Let’s run that math. Five years is 20 quarters. That times $9 billion/quarter is $180 billion dollars in cumulative operating losses. This begins to give us a sense of the magnitude of losses investors will face when the music finally stops.
Or we could note the $200 billion of total debt outstanding for the industry. Hmmmm…with WTIC oil at $47/barrel, a typical wellhead price (that the operators actually receive being less than WTIC, always) might be closer to $40. $200 billion divided by $40 means that 5 billion barrels of future wellhead production is required just to pay back the debt!
If the industry decided to use the next 5 billion barrels coming out of the ground to debt reduction (it never would decide this, but bear with me for the sake of this intellectual exercise), we’d also need to include the time value of money (and actual production rates over time) and observe that the debt carries an interest rate of 5% to 8% (depending on the company). Taking that into consideration, then the next 6 billion barrels would be required to satisfy the debt, plus interest payments!
Oh, right. And then there’s the issue of repaying the $70 billion of equity raised since 2014. With some sort of return, if possible, of course.
I hope you see the same staggering disconnect in these numbers I do. Which is why, without have to go too far out on a limb, I’ll state that massive losses are coming to the (bag)holders of all this debt and equity.
So why care? Because you need to understand these details in order to position yourself properly for the future.
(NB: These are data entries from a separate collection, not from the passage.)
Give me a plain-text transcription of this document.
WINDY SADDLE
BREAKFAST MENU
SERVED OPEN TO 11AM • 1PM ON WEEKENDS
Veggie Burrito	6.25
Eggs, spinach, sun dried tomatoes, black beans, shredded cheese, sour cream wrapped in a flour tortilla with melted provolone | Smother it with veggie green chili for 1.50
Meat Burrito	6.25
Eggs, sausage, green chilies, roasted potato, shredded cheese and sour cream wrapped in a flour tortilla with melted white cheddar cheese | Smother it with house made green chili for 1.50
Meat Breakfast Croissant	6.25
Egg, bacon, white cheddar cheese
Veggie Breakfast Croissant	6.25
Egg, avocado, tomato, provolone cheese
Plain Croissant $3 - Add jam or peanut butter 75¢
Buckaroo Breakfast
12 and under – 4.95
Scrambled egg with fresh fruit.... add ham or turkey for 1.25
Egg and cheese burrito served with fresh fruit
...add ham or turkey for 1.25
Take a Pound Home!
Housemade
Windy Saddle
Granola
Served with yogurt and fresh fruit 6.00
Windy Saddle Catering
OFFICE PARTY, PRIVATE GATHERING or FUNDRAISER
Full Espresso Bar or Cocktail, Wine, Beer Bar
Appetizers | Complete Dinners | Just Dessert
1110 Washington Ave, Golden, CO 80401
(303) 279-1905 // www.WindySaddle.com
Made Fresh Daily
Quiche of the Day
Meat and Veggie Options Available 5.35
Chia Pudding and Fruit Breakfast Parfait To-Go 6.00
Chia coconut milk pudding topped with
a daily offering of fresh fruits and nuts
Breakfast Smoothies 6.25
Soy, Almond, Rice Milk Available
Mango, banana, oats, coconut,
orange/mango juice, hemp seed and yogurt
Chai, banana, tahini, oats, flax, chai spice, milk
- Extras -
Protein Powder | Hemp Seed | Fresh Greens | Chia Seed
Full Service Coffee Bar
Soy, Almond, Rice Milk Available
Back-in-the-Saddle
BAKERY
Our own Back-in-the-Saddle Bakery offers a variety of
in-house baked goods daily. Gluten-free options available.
The implications are enormous.
The Danger Behind Myths and Fantasies
Once you become aware of the magical thinking involved, you then have a chance of knowing why the future is going to be very difficult for the shale industry, its investors, and then the nation(s) depending on its oil production.
Hey, sometimes myths and fantasies are harmless to hold. Like dreaming that someday you’ll be a major rock star.
But some can be incredibly damaging because they lead to poor life choices and decision-making. Like emptying your bank account to bet on the Powerball lottery, where your chances of winning are 292,201,338 to one. Or committing your nation to a ground war in Asia thinking you can “win”.
The promise of US shale oil is a very dangerous siren song. It was so carefully marketed to gullible investors that even Obama’s speechwriter and fact checkers got swept along. This is from Obama’s State of the Union speech from 2014:
Now, one of the biggest factors in bringing more jobs back is our commitment to American energy. The all-of-the-above energy strategy I announced a few years ago is working, and today, America is closer to energy independence than we’ve been in decades.
What does “energy independence” mean? It turns out, this crowd-pleasing phrase is a fantasy that lacks any useful grounding in reality. What those who claim “energy independence” are doing are lumping all forms and sources of energy into a single bucket, and then asking if the size of that bucket matches our current demand.
This is an inappropriate and dangerously misguided way to look at things is because the various types and sources of energy are not interchangeable. They don’t function the same way. They generally can’t be substituted for each other. And they don’t cost the same.
For example, your automobile might run on gasoline which costs $2.50 a gallon. Suppose instead you could buy coal cheaper than gasoline on a BTU basis; is that any help to you as an auto driver? Would you suddenly put crushed coal into your gas tank instead of gasoline? No, of course not.